Willie Adrain

Personal information
- Nationality: British (Scottish)
- Born: 26 January 1926 Dreghorn, Scotland
- Died: 19 November 1997 (aged 71) Dreghorn, Scotland

Sport
- Sport: Lawn bowls
- Club: Dreghorn BC, Irvine and Ayrshire

Medal record
Representing Scotland
World Outdoor Championships
| Bronze medal – third place | 1966 Kyeemagh | fours |
| Silver medal – second place | 1966 Kyeemagh | team |

= Willie Adrain =

Scottish lawn bowler

William "Willie" Adrain (26 January 1926 – 19 November 1997) was a Scottish international lawn bowler.

== Biography ==
Adrain started playing bowls aged 12 after being introduced to the sport by his father James, who was a bowls greenkeeper at the Dreghorn Bowling Club.

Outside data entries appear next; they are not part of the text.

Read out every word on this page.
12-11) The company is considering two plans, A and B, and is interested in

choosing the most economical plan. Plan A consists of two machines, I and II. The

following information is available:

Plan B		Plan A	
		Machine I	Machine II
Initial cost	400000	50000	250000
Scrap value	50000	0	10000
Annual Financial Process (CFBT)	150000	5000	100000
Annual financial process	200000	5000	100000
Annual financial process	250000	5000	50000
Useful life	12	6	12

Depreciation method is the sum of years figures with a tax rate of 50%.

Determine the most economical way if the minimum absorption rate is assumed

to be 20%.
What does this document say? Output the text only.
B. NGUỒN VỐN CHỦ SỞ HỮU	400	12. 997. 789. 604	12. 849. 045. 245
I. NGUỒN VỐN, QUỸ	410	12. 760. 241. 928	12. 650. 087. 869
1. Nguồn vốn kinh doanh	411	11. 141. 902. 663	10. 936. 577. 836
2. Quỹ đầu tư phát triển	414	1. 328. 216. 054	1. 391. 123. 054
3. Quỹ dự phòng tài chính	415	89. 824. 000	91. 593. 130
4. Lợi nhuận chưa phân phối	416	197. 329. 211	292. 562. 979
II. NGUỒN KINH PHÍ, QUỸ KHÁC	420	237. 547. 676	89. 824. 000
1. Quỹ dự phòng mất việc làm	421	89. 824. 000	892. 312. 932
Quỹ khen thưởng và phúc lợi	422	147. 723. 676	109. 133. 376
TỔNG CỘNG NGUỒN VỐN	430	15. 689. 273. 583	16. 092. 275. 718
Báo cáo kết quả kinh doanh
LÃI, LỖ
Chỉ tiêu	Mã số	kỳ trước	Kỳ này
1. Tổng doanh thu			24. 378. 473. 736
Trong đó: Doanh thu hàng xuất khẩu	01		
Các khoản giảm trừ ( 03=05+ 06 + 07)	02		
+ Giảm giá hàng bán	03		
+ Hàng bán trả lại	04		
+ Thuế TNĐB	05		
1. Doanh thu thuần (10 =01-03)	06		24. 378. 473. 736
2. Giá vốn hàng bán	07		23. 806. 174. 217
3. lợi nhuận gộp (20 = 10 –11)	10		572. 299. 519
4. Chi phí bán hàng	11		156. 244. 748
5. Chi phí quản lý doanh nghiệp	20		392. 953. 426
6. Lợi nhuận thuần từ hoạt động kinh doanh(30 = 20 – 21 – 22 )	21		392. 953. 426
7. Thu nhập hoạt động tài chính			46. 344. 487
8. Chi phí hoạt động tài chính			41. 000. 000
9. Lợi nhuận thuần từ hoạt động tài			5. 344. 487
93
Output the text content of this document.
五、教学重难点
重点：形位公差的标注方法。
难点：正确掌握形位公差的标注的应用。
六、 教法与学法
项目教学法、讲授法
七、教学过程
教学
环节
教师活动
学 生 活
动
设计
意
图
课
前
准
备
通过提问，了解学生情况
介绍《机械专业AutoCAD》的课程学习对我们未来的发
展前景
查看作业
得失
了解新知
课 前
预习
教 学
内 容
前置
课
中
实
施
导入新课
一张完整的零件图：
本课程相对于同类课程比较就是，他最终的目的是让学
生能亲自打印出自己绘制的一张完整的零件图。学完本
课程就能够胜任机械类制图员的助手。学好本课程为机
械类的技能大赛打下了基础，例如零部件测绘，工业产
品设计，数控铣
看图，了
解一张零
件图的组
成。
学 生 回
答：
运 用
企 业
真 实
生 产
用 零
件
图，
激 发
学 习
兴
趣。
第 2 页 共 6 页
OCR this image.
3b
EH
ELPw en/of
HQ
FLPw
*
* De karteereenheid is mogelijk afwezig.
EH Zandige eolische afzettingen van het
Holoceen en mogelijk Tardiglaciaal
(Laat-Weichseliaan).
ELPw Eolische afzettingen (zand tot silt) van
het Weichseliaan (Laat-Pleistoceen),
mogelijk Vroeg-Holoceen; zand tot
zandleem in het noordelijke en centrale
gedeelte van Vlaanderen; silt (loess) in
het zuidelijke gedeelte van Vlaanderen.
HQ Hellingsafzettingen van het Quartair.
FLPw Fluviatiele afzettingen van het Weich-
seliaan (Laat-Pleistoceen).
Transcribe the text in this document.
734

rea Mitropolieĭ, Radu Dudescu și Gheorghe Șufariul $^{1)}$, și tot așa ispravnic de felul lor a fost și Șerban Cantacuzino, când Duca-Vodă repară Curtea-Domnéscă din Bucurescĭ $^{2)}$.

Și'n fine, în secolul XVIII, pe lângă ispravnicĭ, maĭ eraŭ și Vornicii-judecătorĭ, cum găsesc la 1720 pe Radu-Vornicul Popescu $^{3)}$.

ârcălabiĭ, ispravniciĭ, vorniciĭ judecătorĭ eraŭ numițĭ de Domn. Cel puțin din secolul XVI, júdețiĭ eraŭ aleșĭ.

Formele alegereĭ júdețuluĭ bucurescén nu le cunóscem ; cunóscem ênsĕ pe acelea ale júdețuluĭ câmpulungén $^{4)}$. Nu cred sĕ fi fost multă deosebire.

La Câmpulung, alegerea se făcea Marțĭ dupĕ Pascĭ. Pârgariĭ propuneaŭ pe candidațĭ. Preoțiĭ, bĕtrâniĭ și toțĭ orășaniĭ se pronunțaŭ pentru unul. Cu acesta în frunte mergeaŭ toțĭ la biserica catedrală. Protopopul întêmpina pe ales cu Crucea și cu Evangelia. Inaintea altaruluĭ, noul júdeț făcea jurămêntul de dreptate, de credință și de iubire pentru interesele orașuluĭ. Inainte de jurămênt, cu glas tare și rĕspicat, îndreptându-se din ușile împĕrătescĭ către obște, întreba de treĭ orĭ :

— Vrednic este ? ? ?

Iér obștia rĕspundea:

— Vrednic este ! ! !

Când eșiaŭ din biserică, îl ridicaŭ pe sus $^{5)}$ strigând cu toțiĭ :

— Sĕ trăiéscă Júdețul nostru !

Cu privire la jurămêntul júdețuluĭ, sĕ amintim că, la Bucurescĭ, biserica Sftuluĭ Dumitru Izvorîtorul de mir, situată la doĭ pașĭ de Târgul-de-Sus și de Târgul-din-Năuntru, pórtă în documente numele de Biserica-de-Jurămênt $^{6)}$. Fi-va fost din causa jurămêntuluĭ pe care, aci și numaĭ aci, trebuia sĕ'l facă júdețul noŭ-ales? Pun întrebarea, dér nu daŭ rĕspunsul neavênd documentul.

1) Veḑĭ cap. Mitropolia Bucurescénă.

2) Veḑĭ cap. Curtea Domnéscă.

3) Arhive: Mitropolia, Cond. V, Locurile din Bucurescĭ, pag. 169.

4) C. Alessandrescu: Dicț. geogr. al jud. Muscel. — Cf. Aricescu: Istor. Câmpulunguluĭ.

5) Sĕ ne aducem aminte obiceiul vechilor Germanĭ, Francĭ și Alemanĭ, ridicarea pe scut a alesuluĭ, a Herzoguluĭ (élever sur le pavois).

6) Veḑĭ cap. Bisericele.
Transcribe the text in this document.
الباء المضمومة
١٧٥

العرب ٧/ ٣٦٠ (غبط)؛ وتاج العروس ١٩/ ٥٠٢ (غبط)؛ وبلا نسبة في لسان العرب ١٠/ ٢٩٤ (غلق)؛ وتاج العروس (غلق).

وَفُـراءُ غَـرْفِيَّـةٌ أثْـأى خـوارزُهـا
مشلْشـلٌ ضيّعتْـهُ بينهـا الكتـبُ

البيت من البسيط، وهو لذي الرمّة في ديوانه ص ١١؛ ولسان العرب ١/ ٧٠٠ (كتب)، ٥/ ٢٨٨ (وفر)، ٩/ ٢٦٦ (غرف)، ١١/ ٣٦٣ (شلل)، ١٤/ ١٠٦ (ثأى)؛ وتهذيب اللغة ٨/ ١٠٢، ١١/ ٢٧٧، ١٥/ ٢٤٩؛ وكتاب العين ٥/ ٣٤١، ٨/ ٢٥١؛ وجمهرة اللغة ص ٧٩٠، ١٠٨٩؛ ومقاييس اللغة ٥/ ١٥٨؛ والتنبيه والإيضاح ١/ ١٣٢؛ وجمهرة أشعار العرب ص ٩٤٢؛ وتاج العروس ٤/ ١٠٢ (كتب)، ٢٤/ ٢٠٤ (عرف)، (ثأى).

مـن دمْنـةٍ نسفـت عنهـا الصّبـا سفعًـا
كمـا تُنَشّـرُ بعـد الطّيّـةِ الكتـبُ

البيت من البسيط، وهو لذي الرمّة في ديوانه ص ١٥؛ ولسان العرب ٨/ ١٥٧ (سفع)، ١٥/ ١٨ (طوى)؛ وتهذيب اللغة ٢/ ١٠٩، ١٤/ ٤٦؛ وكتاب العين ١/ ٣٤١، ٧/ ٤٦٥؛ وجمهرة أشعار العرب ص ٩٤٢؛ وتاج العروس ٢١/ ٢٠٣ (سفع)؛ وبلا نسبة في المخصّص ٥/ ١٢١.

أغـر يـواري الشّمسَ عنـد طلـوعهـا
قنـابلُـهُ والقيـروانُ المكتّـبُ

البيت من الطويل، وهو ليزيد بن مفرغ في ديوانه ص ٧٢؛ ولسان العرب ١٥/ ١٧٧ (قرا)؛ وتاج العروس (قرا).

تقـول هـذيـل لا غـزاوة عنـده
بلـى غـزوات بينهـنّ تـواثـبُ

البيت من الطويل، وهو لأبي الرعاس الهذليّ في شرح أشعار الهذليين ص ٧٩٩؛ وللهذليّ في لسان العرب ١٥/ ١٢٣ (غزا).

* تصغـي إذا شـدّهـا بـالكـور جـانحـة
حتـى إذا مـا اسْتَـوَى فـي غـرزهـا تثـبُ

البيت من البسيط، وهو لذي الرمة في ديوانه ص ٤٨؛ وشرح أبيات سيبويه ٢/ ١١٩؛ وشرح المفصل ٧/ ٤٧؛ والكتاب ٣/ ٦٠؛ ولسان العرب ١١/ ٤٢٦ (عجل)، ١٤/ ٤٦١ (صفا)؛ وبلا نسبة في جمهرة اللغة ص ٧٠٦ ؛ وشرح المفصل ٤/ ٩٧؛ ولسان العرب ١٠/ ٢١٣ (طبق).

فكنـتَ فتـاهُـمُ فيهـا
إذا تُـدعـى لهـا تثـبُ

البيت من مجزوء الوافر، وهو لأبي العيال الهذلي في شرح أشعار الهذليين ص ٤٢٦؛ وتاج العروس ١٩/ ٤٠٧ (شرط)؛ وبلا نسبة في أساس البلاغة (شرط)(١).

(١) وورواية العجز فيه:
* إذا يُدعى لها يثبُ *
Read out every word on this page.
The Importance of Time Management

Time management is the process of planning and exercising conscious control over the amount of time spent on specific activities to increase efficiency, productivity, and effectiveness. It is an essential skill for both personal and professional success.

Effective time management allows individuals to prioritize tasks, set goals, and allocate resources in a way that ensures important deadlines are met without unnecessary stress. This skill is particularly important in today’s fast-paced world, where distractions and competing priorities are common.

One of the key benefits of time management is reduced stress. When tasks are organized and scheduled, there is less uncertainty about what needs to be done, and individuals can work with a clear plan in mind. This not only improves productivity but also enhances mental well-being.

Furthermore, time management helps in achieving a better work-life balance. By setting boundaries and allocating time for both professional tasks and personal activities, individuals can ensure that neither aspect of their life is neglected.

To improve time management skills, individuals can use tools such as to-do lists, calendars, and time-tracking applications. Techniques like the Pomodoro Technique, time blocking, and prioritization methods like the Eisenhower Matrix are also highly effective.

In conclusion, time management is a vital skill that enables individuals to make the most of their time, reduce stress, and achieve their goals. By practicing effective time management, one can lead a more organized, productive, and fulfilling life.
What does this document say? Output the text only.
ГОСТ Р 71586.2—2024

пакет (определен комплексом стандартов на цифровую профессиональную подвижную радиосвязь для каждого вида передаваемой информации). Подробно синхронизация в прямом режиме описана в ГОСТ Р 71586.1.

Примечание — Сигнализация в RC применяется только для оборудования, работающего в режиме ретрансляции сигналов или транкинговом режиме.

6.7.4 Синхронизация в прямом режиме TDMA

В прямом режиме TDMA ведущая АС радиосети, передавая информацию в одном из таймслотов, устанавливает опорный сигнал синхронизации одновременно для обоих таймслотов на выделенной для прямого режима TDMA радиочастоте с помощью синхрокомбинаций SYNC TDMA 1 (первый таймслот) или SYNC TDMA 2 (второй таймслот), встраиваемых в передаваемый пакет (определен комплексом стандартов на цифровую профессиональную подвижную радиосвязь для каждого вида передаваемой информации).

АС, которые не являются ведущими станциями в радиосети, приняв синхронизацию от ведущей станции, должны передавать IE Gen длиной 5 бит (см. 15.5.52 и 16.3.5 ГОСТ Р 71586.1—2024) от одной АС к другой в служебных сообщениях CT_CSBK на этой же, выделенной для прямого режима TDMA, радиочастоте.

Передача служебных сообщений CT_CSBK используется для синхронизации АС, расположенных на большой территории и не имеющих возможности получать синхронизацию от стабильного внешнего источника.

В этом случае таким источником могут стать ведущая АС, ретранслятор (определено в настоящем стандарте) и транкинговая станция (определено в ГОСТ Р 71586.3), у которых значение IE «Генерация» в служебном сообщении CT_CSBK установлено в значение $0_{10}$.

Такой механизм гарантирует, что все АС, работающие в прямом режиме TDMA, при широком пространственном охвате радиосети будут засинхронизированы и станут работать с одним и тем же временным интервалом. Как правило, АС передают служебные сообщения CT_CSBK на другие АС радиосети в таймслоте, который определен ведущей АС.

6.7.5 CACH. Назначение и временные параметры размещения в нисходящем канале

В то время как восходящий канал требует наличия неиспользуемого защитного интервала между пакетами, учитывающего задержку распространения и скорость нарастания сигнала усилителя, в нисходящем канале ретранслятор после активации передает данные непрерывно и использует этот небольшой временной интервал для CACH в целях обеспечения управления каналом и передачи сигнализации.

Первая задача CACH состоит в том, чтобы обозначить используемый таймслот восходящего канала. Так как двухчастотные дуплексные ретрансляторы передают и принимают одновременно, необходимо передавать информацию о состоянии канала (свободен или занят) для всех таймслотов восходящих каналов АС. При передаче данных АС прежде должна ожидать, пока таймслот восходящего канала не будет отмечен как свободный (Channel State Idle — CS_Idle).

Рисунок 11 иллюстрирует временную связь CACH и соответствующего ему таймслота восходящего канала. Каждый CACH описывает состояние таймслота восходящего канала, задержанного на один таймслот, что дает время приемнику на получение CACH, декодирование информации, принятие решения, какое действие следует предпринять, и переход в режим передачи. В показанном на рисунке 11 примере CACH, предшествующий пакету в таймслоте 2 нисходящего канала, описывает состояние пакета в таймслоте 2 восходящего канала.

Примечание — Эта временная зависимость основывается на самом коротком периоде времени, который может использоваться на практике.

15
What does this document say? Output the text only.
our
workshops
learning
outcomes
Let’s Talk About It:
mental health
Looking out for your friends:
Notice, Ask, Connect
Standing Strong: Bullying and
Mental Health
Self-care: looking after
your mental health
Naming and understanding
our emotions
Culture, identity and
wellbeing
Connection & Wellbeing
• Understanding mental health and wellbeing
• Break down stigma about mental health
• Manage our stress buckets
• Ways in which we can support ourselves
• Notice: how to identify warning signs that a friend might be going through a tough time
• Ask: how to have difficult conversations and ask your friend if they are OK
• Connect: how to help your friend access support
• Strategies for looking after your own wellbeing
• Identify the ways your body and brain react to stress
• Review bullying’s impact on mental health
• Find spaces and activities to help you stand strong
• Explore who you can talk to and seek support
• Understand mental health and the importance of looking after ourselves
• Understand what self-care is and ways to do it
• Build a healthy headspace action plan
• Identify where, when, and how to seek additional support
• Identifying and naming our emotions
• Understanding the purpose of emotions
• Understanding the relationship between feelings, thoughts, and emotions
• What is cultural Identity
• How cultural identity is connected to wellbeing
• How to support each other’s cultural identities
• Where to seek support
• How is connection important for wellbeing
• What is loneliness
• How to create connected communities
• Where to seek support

His uncle also called Willie was a Scottish international. Subsequently, Willie became a member of the Dreghorn club.

He competed in the first World Bowls Championship in Kyeemagh, New South Wales, Australia in 1966 and won a bronze medal in the fours with Willie Dyet, Bert Thomson and Harry Reston at the event. He also won a silver medal in the team event (Leonard Trophy).

Adrain represented the Scottish team at the 1978 Commonwealth Games in Edmonton, Canada, where he competed in the fours event, with Doug Copland, John Fleming and Dick Bernard.

He also won the 1963 Scottish National Bowls Championships singles title.

== Personal life ==
His own son George Adrain was a commonwealth and two times world champion.